Electric displacement field

(\mathbf {D} _{2}-\mathbf {D} _{1})\cdot \mathbf {n} _{12}=\sigma _{s}

$\mathbf {n} _{12}$ is the unit normal vector from medium 1 to medium 2.
$\sigma _{s}$ is the surface charge density between the media (unbounded charges only, not coming from polarization of the materials).

This can be deduced by using Gauss's law and similar reasoning as above.

Therefore, the normal component of D has a step of surface charge on the interface surface. If there is no surface charge on the interface, the normal component of D is continuous.

Interface conditions for magnetic field vectors

For magnetic flux density

(\mathbf {B} _{2}-\mathbf {B} _{1})\cdot \mathbf {n} _{12}=0

where:
$\mathbf {n} _{12}$ is normal vector from medium 1 to medium 2.

Therefore, the normal component of B is continuous across the interface (the same in both media). (The tangential components are in the ratio of the permeabilities.)^[1]

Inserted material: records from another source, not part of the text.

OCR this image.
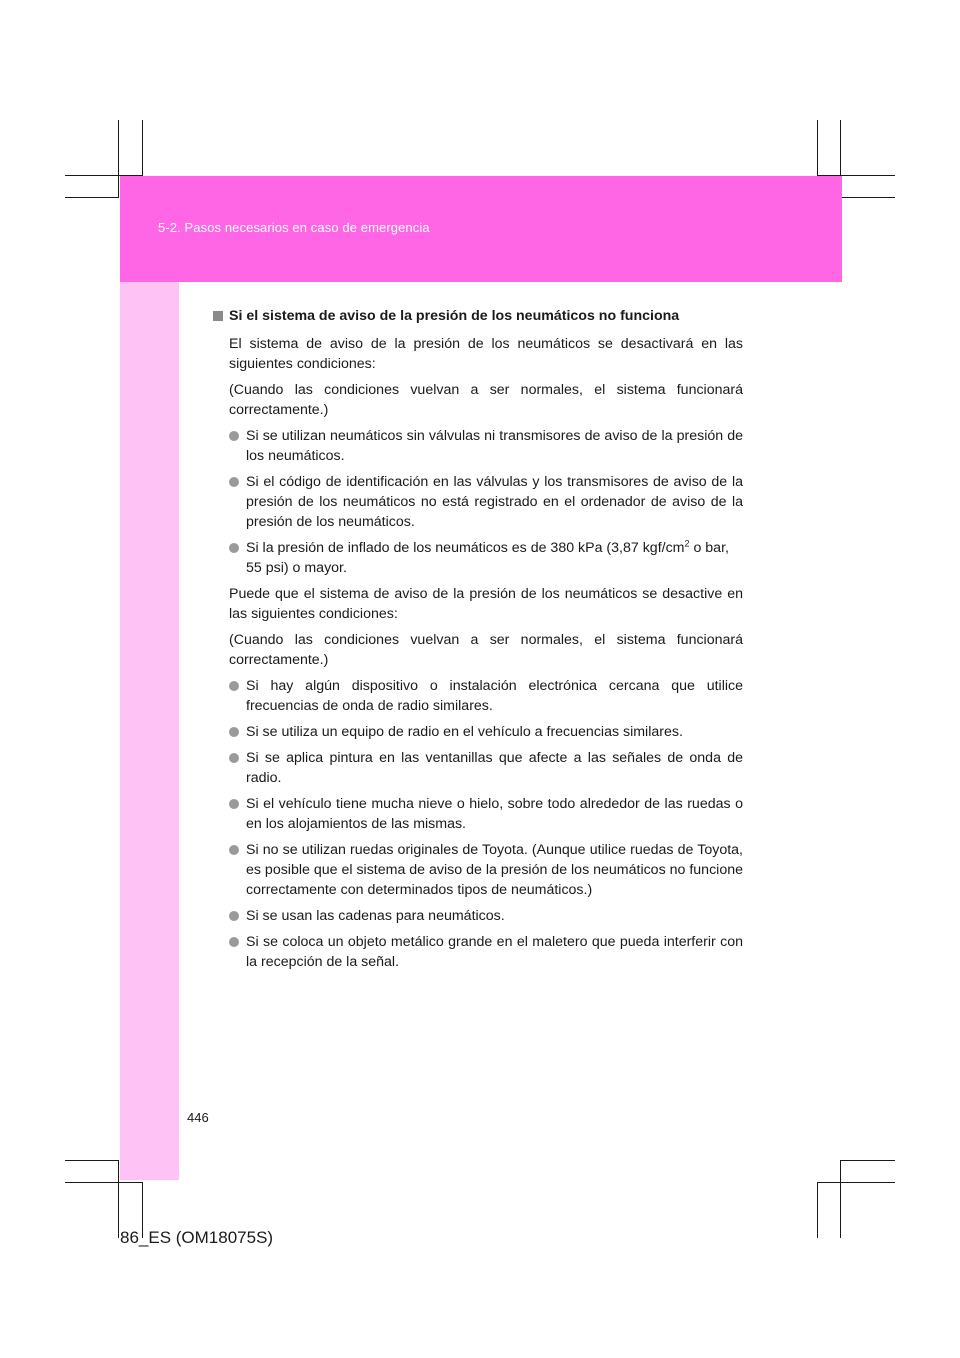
5-2. Pasos necesarios en caso de emergencia
Si el sistema de aviso de la presión de los neumáticos no funciona
El sistema de aviso de la presión de los neumáticos se desactivará en las siguientes condiciones:
(Cuando las condiciones vuelvan a ser normales, el sistema funcionará correctamente.)
Si se utilizan neumáticos sin válvulas ni transmisores de aviso de la presión de los neumáticos.
Si el código de identificación en las válvulas y los transmisores de aviso de la presión de los neumáticos no está registrado en el ordenador de aviso de la presión de los neumáticos.
Si la presión de inflado de los neumáticos es de 380 kPa (3,87 kgf/$cm^2$ o bar, 55 psi) o mayor.
Puede que el sistema de aviso de la presión de los neumáticos se desactive en las siguientes condiciones:
(Cuando las condiciones vuelvan a ser normales, el sistema funcionará correctamente.)
Si hay algún dispositivo o instalación electrónica cercana que utilice frecuencias de onda de radio similares.
Si se utiliza un equipo de radio en el vehículo a frecuencias similares.
Si se aplica pintura en las ventanillas que afecte a las señales de onda de radio.
Si el vehículo tiene mucha nieve o hielo, sobre todo alrededor de las ruedas o en los alojamientos de las mismas.
Si no se utilizan ruedas originales de Toyota. (Aunque utilice ruedas de Toyota, es posible que el sistema de aviso de la presión de los neumáticos no funcione correctamente con determinados tipos de neumáticos.)
Si se usan las cadenas para neumáticos.
Si se coloca un objeto metálico grande en el maletero que pueda interferir con la recepción de la señal.
446
86_ES (OM18075S)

For magnetic field strength

\mathbf {n} _{12}\times (\mathbf {H} _{2}-\mathbf {H} _{1})=\mathbf {j} _{s}

where:
$\mathbf {n} _{12}$ is the unit normal vector from medium 1 to medium 2.
$\mathbf {j} _{s}$ is the surface current density between the two media (unbounded current only, not coming from polarisation of the materials).

Therefore, the tangential component of H is discontinuous across the interface by an amount equal to the magnitude of the surface current density. The normal components of H in the two media are in the ratio of the permeabilities.^[1]

Discussion according to the media beside the interface

If medium 1 & 2 are perfect dielectrics

There are no charges nor surface currents at the interface, and so the tangential component of H and the normal component of D are both continuous.

If medium 1 is a perfect dielectric and medium 2 is a perfect metal

There are charges and surface currents at the interface, and so the tangential component of H and the normal component of D are not continuous.^[1]

Boundary conditions

The boundary conditions must not be confused with the interface conditions. For numerical calculations, the space where the calculation of the electromagnetic field is achieved must be restricted to some boundaries. This is done by assuming conditions at the boundaries which are physically correct and numerically solvable in finite time. In some cases, the boundary conditions resume to a simple interface condition. The most usual and simple example is a fully reflecting (electric wall) boundary - the outer medium is considered as a perfect conductor. In some cases, it is more complicated: for example, the reflection-less (i.e. open) boundaries are simulated as perfectly matched layer or magnetic wall that do not resume to a single interface.